JOIE DE SE RETROUVER

Ceux qui ont eu la responsabilité de l'exposition savent au prix de quels efforts ils ont pu procurer au visiteur non préparé à ce qu'il allait découvrir, ce moment de saisissement, qui dès le seuil franchi, le clouait sur place, décontenancé par autant de merveilles et cherchant pour son oeil désorienté et son esprit quelque peu bousculé, par quel biais il pourrait pénétrer dans cet univers insoupçonné.

Oui, car il n'est pas encore donné à l'adulte de savoir que ces « instants de sincérité spontanée » qu'il ne songerait plus à contester à l'artiste de tous les temps, s'inscrivent dans le destin premier de l'enfant.

Ce n'est pas par hasard pourtant, si cette pierre ou ce bois deviennent vivante sculpture, si cette glaise obéit si bien au caprice des doigts et de l'imagination : sans doute parce que ces matériaux qui exercent sur l'enfant un attrait irrésistible, conviennent le mieux à sa spontanéité créatrice pour s'y inscrire, répondant à un besoin premier de sculpter et modeler, antérieur peut-être, comme le pense Elie Faure, à celui de peindre...

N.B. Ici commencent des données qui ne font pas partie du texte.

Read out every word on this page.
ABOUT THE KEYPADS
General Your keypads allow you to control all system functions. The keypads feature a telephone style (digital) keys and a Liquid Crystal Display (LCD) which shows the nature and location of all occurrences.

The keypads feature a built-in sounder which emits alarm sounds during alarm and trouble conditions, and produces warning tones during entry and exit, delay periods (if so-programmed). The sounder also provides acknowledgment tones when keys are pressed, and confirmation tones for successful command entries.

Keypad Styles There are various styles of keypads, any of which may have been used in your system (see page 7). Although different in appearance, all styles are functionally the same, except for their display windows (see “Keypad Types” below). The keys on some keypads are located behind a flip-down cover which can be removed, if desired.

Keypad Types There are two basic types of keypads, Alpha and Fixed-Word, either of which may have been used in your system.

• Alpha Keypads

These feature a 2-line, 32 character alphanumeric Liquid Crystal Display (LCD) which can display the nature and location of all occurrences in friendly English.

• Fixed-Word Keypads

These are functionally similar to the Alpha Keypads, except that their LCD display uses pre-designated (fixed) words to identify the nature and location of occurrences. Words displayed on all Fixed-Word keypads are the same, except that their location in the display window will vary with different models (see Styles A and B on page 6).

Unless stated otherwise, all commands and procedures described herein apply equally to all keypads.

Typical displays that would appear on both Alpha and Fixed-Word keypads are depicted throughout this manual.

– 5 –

...C'est là, sur ce banc, face à ces magnifiques tentures (par hasard celle de l'École Freinet) que je me suis assise pour rêver, seule, pendant quelques instants.

Quelques instants de paix et de recueillement pour entrer en communion spirituelle avec l'oeuvre de l'enfant : voilà un privilège qui ne peut être celui des organisateurs.

   

Il est pourtant d'autres joies compensatrices que seule l'École Moderne est en mesure de procurer : celle de retrouver sous des cheveux blanchis sa première institutrice, et le souvenir des premières Gerbes lues et dans ces grandes à peine reconnaissables, des enfants hier.

Joie de se retrouver, joie de retrouver ensemble un univers qui avait été le nôtre... Souvenirs précis et émus que Suzon (15 ans), quelques jours plus tard, m'adressait, ainsi magnifiés :

« La grâce délicieuse, délurée de ces choses d'enfant, des choses naissantes et si fraîches qu'elles peuvent rajeunir le soleil, m'apparaissait sur la grisaille de ces murs, comme les touches justes et sonores d'un poème.

J'éprouvais d'abord à rester immobile, une sensation de détachement ; peu à peu une joyeuse ivresse s'emparait de moi, me permettant d'entrer sans peine dans ce royaume de l'enfant, ce royaume dans lequel i1 vit comme à l'intérieur irisé d'une bulle de savon...

J'étais dans la bulle de savon.

Au collège, où l'on ignore toutes ces choses, j'ai mieux compris ce qu'est l'École Moderne : c'est le bonheur de rejeter une lourde chaîne de classe quotidienne, c'est respirer l'indépendance où le coeur s'élève, où les pensées vont vers la création, c'est le bonheur de poursuivre, dans la petite flamme, pour toujours allumée, la suite de ses rêves ».

 

   

Nous étions là, devant cette fenêtre où tout était harmonie, de naïves fresques donnant à ce « coin » une paix de chapelle romane, lorsqu'une petite main volontaire, agrippée à mon bras, me fit réaliser la présence de Lucile (5 ans) :

«  Maîtresse, où sont nos tapisseries ? Et nos dessins ? Je ne les ai pas trouvés.

(Le moment était venu de rendre compte).

- Ils sont au Lycée.

- Viens me les montrer

- Tout à l'heure

- Non, maintenant ».

Nous voilà donc, Lucile et moi, main dans la main, dans les couloirs du Lycée, quasi-déserts à cette heure, où son œil exercé retrouvait sans la moindre hésitation, parmi les quelque six cents dessins, les « nôtres », n'ayant d'autre mystère et d'autre raison que d'être un authentique moment de vie.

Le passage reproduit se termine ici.